В избу влетела еще одна компаньонка с мужем.
- Крах! Крах пришел нам, бабыньки. В казенные магазины навезли столько мяса, что не сбыть нам теперь требуху! - завопила она с порога.
- Да, - промычал ее муж, - кажется, конец пришел.
После этого хозяйка с большой проворностью стала сбывать свой товар. Хотя и теперь, как в былые дни, тетя Домна приходила домой с деньгами, но она уже хвастливо не шелестела ими. Однажды, придя домой, она, со злостью бросив на стол червонцы, сказала:
- Все.
- Все, - повторила за ней ее компаньонка Манька, - остался только один чанок с требухой, который стоит у тебя в сенцах. Но от нее так смердит, наверное, придется выбросить.
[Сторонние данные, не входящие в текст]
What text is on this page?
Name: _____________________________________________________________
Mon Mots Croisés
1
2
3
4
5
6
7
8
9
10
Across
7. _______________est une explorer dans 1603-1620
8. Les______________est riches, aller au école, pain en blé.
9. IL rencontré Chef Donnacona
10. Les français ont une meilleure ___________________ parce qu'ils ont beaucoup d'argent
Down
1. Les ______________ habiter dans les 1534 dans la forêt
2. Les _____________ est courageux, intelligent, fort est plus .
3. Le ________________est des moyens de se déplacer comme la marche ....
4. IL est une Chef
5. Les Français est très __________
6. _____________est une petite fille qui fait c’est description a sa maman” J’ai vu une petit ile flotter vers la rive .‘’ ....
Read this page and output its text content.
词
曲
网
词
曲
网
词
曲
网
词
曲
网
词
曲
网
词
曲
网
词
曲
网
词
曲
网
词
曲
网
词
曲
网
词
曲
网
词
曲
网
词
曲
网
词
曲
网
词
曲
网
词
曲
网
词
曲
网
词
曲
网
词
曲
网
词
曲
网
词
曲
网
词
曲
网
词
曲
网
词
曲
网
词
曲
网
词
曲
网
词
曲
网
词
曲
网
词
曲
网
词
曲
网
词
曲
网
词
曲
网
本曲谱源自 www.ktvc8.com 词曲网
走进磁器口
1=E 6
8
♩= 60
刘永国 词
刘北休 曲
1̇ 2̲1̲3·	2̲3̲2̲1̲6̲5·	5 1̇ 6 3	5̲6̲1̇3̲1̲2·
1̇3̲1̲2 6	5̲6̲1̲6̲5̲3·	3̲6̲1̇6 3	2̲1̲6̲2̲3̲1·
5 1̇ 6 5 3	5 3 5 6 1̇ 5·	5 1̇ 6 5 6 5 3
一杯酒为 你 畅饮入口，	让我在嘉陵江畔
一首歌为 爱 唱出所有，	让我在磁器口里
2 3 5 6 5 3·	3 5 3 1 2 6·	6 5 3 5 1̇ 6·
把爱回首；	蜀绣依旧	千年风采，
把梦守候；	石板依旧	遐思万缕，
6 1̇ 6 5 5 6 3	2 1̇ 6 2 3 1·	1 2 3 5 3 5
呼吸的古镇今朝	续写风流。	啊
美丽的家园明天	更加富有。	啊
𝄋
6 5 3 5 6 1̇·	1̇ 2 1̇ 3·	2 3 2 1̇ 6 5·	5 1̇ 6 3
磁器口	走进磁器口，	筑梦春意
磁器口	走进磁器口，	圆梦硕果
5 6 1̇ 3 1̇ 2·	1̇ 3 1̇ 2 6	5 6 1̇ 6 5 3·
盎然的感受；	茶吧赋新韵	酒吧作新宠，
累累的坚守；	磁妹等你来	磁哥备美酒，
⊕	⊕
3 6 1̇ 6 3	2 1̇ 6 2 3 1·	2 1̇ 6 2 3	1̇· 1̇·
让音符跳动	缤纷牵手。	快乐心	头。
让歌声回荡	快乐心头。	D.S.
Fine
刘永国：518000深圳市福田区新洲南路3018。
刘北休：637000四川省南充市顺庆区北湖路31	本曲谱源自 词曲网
А может быть, кому-нибудь и тухлая требуха нужна? - вдруг оживилась Манька. - А что ж ты думаешь, может, кто возьмет.
- Ты что, с ума сошла? - закричала на нее моя хозяйка. Кто будет есть тухлую требуху? Я ее сегодня же выброшу. Из-за нее соседи начинают скандалить. Чего доброго, еще оштрафует милиция.
Но тетя Домна не выбросила требуху. Выпроводив Маньку, она вместе со мной выбрала все из чанка, погрузила на тележку и покатила ее, только не в сторону свалки, а в центр города. Любоваться городом у меня не было времени, потому что тетя Домна очень торопилась.
- Скорее, скорее, а то еще увидят эти ведьмы! - Так она называла своих компаньонок.
Наконец мы вкатили тележку во двор какого-то дома с большим куполом.
- Где тут находится самый главный зверовод? - спросила тетя Домна человека, одетого в какой-то чудной зеленый костюм, обшитый золотыми лентами.
- Какой зверовод? - переспросил тот. - Дрессировщик, что ли?
- Вот-вот, он самый.
Человек провел нас в помещение и указал на коренастого мужчину со строгим продолговатым лицом и прямым носом. Мужчина, не обращая на нас внимания, возился возле клеток и кого-то ругал.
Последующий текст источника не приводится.